Терри с Мартой рассмеялись, и Дэвис посмеялся вместе с ними.
– Но это кажется невероятным, – сказала Марта. – Прямо в голове не укладывается, как это – клонировать человека уже после смерти.
– ДНК оказалась не такой хрупкой, как мы когда‑то считали; хоть мы и применяем сложные методы хранения и консервирования, на самом деле в этом нет никакой необходимости. При современном уровне развития технологии мы можем извлечь жизнеспособную ДНК даже из давно мертвой ткани. И главное: как только клонирование завершается, оставшийся материал с ДНК уничтожается. Мы никогда не делаем несколько клонов одного и того же человека. Ваш ребенок будет единственным из живущих обладателем уникального набора генетических маркеров – наследуемых признаков, различающихся у отдельных особей. Разумеется, если только в результате процедуры не получатся близнецы.

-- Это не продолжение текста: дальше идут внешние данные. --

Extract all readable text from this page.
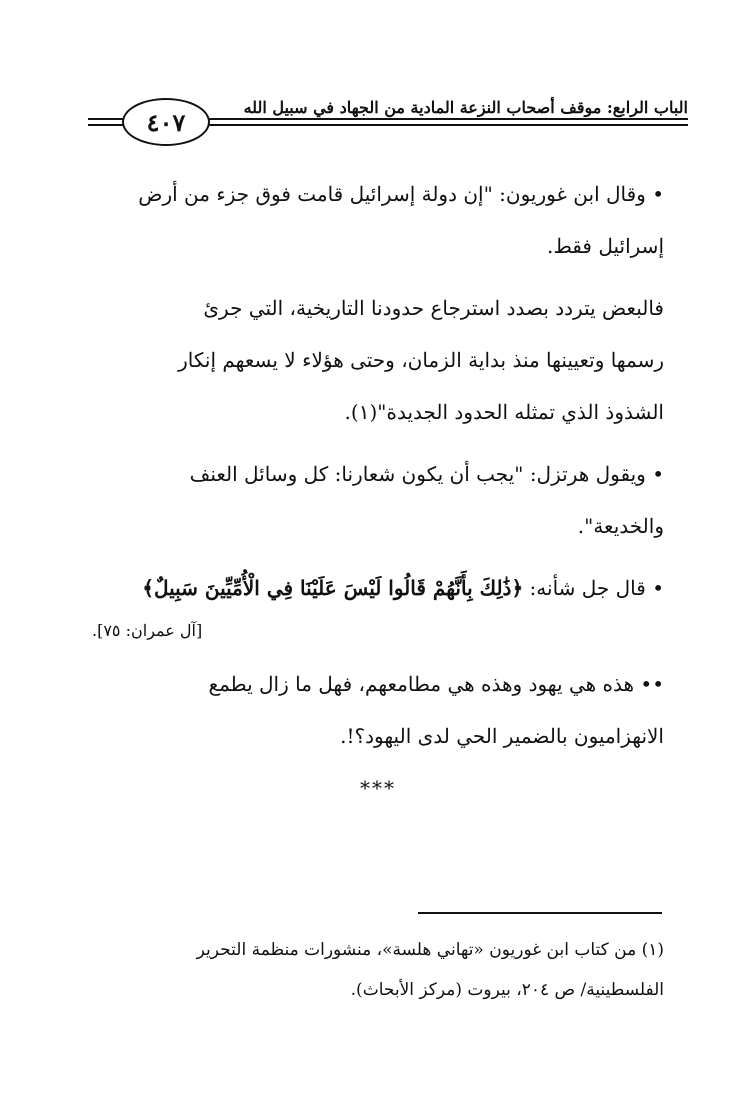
الباب الرابع: موقف أصحاب النزعة المادية من الجهاد في سبيل الله
٤٠٧

• وقال ابن غوريون: "إن دولة إسرائيل قامت فوق جزء من أرض

إسرائيل فقط.

فالبعض يتردد بصدد استرجاع حدودنا التاريخية، التي جرئ

رسمها وتعيينها منذ بداية الزمان، وحتى هؤلاء لا يسعهم إنكار

الشذوذ الذي تمثله الحدود الجديدة"(١).

• ويقول هرتزل: "يجب أن يكون شعارنا: كل وسائل العنف

والخديعة".

• قال جل شأنه: ﴿ذَٰلِكَ بِأَنَّهُمْ قَالُوا لَيْسَ عَلَيْنَا فِي الْأُمِّيِّينَ سَبِيلٌ﴾

[آل عمران: ٧٥].

•• هذه هي يهود وهذه هي مطامعهم، فهل ما زال يطمع

الانهزاميون بالضمير الحي لدى اليهود؟!.

***

(١) من كتاب ابن غوريون «تهاني هلسة»، منشورات منظمة التحرير

الفلسطينية/ ص ٢٠٤، بيروت (مركز الأبحاث).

– А кто именно становится донором? – спросила Марта уже более уверенным голосом.
– Как правило, ими оказываются доноры спермы или яйцеклеток. При заполнении документов они указывают, согласны ли, чтобы их ДНК использовалась для клонирования после их смерти. Если соглашаются, мы берем у них кровь – как ни парадоксально, мы не можем клонировать человека из одних только половых клеток, – и они получают примерно в три раза больше денег. Донору‑женщине платят раз в десять больше.
– Женщины реже соглашаются, – сказала Марта. Она почерпнула этот факт из своего небольшого интернет‑исследования. – Поэтому среди клонированных детей чаще встречаются мальчики.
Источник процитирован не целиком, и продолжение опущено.